Zwar wurde das Hospitalgebäude im Jahre 1876 wegen Baufälligkeit völlig neu errichtet, doch die weitere Modernisierung zog mit erheblicher Verspätung ein. Erst 1931 erhielt das Haus elektrisches Licht, drei Jahre später wurde es an die Kanalisation angeschlossen. Nachweisbar ist zudem, dass bereits 1937 bzw. 1938 im Hospital Vorbereitungen für einen Krieg getroffen wurden. Vorhänge für Verdunkelungen wurden gekauft und entsprechende Übungen durchgeführt. Obwohl Oschersleben während des Zweiten Weltkrieges mehreren Luftangriffen ausgesetzt war, überstand das Gebäude den Krieg unbeschadet.
Das Aus für die Stiftung kam in der DDR-Zeit. Im Zusammenhang mit dem Aufbau des Sozialismus in der DDR wurden auch viele nichtkirchliche Stiftungen aufgelöst. In einem ersten Schritt mussten alle Stiftungen beim Innenministerium in Berlin angemeldet werden.

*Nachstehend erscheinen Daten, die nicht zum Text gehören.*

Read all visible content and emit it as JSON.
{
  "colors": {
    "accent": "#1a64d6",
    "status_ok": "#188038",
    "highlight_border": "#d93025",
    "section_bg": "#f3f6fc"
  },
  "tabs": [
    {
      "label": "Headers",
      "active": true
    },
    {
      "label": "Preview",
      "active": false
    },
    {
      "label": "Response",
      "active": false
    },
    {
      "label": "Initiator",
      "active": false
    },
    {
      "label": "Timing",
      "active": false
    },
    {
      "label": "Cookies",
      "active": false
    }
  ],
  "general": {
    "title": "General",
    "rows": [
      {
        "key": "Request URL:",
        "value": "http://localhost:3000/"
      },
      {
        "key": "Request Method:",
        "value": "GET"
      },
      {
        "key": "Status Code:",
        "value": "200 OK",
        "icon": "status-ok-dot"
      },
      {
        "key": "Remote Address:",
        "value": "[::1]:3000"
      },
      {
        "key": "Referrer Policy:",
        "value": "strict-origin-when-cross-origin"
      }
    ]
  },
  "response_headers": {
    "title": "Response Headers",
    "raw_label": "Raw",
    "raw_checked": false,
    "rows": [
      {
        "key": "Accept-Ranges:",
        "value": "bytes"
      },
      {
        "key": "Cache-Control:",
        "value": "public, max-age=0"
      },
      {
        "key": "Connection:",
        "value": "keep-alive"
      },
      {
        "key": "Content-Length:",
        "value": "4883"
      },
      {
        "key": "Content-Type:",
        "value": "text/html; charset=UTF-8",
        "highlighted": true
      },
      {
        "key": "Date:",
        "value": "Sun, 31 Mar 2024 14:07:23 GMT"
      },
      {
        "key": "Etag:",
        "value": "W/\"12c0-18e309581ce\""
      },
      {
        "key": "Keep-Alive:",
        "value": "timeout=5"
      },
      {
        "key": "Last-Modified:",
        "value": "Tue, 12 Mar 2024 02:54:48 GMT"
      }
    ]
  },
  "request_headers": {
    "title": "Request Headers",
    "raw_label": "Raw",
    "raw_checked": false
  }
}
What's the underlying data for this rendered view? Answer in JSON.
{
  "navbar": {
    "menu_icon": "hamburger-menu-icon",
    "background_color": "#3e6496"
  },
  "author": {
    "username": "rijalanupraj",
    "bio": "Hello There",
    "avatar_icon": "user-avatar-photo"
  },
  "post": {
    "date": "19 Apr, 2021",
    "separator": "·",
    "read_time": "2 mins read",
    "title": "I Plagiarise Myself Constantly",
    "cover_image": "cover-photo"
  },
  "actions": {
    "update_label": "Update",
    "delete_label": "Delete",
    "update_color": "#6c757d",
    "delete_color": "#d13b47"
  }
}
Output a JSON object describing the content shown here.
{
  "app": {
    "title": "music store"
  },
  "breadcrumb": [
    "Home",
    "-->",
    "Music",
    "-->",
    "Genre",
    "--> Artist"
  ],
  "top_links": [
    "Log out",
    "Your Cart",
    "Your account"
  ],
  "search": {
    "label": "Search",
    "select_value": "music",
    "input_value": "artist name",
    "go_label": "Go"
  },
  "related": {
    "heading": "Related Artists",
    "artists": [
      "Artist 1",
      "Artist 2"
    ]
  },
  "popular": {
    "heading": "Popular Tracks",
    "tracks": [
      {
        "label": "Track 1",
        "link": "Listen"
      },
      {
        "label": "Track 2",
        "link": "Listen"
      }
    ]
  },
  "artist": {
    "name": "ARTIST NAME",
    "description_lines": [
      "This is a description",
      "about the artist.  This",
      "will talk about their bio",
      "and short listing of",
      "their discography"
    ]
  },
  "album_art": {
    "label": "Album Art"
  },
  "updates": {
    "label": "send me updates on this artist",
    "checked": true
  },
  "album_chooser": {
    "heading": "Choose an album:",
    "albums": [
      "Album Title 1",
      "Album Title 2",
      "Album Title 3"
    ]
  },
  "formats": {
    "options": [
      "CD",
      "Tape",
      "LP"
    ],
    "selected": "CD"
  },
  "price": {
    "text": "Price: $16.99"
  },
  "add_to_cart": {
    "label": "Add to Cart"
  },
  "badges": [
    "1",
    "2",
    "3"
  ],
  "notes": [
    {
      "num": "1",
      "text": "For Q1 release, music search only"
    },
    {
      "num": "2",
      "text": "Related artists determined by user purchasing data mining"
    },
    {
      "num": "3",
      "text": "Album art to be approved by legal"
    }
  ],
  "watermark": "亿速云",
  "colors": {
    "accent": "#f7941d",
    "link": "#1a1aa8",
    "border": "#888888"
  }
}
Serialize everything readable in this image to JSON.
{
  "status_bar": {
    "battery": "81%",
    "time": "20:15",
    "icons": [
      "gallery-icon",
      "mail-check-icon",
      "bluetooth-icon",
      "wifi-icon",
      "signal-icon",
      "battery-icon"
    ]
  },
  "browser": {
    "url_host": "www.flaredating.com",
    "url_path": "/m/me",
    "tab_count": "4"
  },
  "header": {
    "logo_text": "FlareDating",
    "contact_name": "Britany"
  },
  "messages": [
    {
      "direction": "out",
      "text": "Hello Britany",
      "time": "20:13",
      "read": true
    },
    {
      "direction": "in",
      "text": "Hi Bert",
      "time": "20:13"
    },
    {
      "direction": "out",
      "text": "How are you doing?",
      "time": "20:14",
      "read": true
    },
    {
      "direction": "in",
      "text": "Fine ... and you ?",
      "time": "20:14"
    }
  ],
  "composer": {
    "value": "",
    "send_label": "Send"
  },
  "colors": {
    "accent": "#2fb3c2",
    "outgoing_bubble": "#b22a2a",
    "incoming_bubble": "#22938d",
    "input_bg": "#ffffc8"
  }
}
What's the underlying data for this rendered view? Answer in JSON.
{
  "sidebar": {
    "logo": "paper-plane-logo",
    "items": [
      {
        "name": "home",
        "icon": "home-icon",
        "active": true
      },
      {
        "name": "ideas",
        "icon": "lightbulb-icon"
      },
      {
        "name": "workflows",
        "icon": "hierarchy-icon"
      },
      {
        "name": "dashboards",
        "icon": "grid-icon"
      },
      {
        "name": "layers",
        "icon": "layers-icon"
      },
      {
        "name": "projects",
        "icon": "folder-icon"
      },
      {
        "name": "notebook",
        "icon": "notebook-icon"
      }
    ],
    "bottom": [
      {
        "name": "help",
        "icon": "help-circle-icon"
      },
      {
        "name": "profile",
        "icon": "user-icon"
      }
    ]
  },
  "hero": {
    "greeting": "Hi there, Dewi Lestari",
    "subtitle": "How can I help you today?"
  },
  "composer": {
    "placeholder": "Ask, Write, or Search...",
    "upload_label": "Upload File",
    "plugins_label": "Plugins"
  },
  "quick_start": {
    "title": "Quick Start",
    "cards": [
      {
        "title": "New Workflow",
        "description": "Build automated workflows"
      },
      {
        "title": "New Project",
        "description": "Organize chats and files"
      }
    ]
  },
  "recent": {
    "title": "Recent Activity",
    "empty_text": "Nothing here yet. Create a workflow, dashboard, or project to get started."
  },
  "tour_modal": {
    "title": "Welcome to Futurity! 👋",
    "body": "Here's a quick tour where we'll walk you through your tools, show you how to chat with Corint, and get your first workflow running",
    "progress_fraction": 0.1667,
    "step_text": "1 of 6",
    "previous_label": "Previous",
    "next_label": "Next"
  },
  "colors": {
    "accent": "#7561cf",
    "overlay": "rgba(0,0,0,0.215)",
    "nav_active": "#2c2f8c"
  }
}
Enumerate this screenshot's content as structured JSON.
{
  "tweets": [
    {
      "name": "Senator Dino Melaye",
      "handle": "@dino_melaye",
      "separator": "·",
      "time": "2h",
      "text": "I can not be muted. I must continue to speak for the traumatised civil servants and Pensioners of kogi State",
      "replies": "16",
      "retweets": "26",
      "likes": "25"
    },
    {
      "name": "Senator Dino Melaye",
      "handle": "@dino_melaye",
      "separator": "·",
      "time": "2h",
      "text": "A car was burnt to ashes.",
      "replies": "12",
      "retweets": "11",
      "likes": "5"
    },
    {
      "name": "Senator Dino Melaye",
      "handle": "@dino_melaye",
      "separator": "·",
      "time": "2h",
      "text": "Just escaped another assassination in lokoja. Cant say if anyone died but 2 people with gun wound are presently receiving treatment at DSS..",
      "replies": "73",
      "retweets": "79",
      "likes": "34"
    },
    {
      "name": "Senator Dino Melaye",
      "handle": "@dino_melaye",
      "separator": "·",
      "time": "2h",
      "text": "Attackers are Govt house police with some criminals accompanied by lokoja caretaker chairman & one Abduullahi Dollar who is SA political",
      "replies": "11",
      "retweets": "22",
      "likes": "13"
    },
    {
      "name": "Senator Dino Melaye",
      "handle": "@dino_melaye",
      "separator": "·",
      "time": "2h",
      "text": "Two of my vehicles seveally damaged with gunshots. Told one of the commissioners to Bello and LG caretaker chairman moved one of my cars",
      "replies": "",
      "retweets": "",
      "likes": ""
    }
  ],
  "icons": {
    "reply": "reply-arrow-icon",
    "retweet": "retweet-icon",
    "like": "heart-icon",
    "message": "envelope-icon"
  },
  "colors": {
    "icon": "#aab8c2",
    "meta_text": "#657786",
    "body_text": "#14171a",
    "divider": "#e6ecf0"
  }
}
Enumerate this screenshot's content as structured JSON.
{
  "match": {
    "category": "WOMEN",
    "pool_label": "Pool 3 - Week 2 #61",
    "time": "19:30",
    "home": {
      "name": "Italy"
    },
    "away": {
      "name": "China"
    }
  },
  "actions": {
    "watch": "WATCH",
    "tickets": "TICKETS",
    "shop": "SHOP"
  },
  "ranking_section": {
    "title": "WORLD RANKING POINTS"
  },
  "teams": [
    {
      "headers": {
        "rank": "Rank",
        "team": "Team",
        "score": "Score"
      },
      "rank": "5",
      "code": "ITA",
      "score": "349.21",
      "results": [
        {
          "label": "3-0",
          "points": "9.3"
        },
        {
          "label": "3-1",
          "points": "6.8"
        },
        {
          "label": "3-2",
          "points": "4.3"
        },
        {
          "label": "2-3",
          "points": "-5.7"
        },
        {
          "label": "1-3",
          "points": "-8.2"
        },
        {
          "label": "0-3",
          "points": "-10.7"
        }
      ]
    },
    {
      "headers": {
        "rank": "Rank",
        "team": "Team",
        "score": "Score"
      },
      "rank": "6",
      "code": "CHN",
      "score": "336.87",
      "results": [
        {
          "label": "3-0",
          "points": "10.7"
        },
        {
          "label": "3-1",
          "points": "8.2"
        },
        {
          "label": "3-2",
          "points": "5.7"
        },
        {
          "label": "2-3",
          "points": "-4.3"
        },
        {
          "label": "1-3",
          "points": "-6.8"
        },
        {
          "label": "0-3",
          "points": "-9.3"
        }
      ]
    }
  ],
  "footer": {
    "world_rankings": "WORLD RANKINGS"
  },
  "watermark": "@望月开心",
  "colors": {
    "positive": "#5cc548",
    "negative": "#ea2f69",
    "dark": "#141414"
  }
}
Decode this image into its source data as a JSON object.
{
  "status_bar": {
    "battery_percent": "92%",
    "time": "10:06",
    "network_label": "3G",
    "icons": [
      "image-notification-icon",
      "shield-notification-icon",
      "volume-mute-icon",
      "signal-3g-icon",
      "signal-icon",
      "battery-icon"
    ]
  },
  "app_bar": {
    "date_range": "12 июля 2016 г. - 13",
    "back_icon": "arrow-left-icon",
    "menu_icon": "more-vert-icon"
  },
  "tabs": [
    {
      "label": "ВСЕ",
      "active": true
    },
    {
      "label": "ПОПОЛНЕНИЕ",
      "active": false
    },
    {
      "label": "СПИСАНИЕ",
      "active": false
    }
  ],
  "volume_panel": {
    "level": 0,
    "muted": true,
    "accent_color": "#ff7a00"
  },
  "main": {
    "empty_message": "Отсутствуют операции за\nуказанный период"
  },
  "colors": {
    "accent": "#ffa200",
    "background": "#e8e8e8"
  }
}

Die entscheidende Initiative wurde durch einen Erlass vom Oktober 1953 eingeleitet. In Ausführung dieses Erlasses forcierte der Rat des Bezirkes Magdeburg auch die Auflösung der St. Georg-Stiftung. Zunächst lehnte dies der Rat des Kreises ab, da die Stiftung ihren Zweck noch erfüllen könne und die gemäß § 87 BGB für eine Auflösung erforderlichen Tatbestände nicht vorlägen. Doch dem Druck des Rates des Bezirkes waren Landkreis und Stadt nicht gewachsen. Am 30. Juni 1954 fasste der Rat der Stadt Oschersleben „auf Anweisung des Rates des Bezirkes“ den Auflösungsbeschluss. Das Haus wurde fortan als kommunales „Feierabendheim“ geführt. Später wurde das Heim aufgelöst und das Gebäude als Wohnhaus für mehrere Familien umgebaut. So wird es noch heute genutzt.